Pour trouver un stent adapté, une demande de fabrication sur mesure de stent artériel est effectuée. La majorité des stents trachéaux sont de trop grande taille pour notre lapin, qui nécessite un stent de 4cm de longueur et 5mm de diamètre.
Pollux est sédaté à l’aide d’un protocole à base de dexmédétomidine (80µg/kg), butorphanol (2mg/kg) et kétamine (5mg/kg). La pose de la sonde est effectuée sous fluoroscopie en quelques minutes. Le réveil de Pollux a été progressif et une surveillance aiguë de son état à été effectuée sous 48h en hospitalisation. En hospitalisation, il reçoit de la dexaméthasone pour réduire l’inflammation, une CRI de butorphanol afin de réduire le phénomène de toux ainsi que de l’enrofloxacine afin de prévenir toute infection respiratoire secondaire. La reprise de l’appétit est rapide et Pollux ne montre aucun signe de toux ou d’intolérance suite à la pose du stent.
Pollux est revenu peu après son opération pour une baisse de l’appétit et de l’état général, résolue en moins de 48h en hospitalisation. Des contrôles réguliers à 15 jours et 1 mois ont été effectués, permettant de vérifier la stabilité du stent.
A ce jour, soit 6 semaines après la pose de son stent, Pollux a retrouvé un appétit et un comportement plus que satisfaisant ! Les propriétaires rapportent un état général amélioré, moins d'essoufflement et une disparition des bruits respiratoires type cri d’oie.

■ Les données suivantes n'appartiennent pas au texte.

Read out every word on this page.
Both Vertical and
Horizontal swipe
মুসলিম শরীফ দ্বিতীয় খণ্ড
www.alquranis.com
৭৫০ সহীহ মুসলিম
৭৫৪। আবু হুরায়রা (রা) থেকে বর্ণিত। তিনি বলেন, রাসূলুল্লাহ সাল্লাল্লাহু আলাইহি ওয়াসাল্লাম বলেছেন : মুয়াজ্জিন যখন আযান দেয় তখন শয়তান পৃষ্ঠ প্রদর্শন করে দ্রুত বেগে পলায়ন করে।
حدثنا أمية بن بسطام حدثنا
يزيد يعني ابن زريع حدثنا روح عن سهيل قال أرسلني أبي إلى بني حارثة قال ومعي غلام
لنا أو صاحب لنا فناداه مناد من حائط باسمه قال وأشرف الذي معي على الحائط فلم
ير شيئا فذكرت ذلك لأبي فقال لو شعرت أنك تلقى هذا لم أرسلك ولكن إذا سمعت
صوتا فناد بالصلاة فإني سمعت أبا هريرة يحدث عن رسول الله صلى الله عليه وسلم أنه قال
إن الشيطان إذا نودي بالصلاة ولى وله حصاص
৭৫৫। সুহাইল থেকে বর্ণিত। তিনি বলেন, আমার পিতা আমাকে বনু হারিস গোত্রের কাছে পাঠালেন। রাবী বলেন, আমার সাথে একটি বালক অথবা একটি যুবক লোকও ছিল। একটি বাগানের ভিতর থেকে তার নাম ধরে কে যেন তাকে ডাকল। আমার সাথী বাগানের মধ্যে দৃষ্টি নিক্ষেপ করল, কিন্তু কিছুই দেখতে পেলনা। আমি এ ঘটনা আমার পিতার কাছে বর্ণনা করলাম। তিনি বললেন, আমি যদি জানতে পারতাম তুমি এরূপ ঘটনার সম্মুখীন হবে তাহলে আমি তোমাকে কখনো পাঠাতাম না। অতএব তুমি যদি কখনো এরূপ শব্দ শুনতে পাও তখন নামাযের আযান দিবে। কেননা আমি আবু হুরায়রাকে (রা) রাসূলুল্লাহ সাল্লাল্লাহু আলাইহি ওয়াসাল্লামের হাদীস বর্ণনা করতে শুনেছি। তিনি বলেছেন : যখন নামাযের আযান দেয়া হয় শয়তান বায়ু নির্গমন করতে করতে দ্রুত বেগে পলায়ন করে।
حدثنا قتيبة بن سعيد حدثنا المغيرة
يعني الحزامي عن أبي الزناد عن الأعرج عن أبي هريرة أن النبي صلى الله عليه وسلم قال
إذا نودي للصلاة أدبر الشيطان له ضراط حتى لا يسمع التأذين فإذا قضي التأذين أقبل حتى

En conclusion, la pose d’un stent trachéal chez le lapin est une intervention délicate et peu courante actuellement. Cette pathologie reste à l’heure peu étudiée et souvent non diagnostiquée chez cette espèce, cependant la mise en place d’un stent s’est montrée efficace dans la gestion du cas de Pollux.
Préparation du bloc opératoire et mise en place du patient en vue de la procédure sous fluoroscopie. L’animal est sédaté et intubé à l’aide d’une sonde endotrachéale.
Pose du stent à l’aide du guide et de la sonde endotrachéale sous fluoroscopie
Référence
(1) Deeb BJ, DiGiacomo RF, Bernard BL, et al. Pasteurella multocida and Bordetella bronchiseptica infections in rabbits. J Clin Microbiol. 1990;28:70–75.
(2) Heatley JJ, Smith AN. Spontaneous neoplasms of lagomorphs. Vet
Clin North Am Exot Anim Pract. 2014;7:561–577.
(3)Huynh M. Permanent Implantable Medical Devices in Exotic Pet Medicine. Vet Clin North Am Exot Anim Pract. 2019 Sep;22(3):521-538.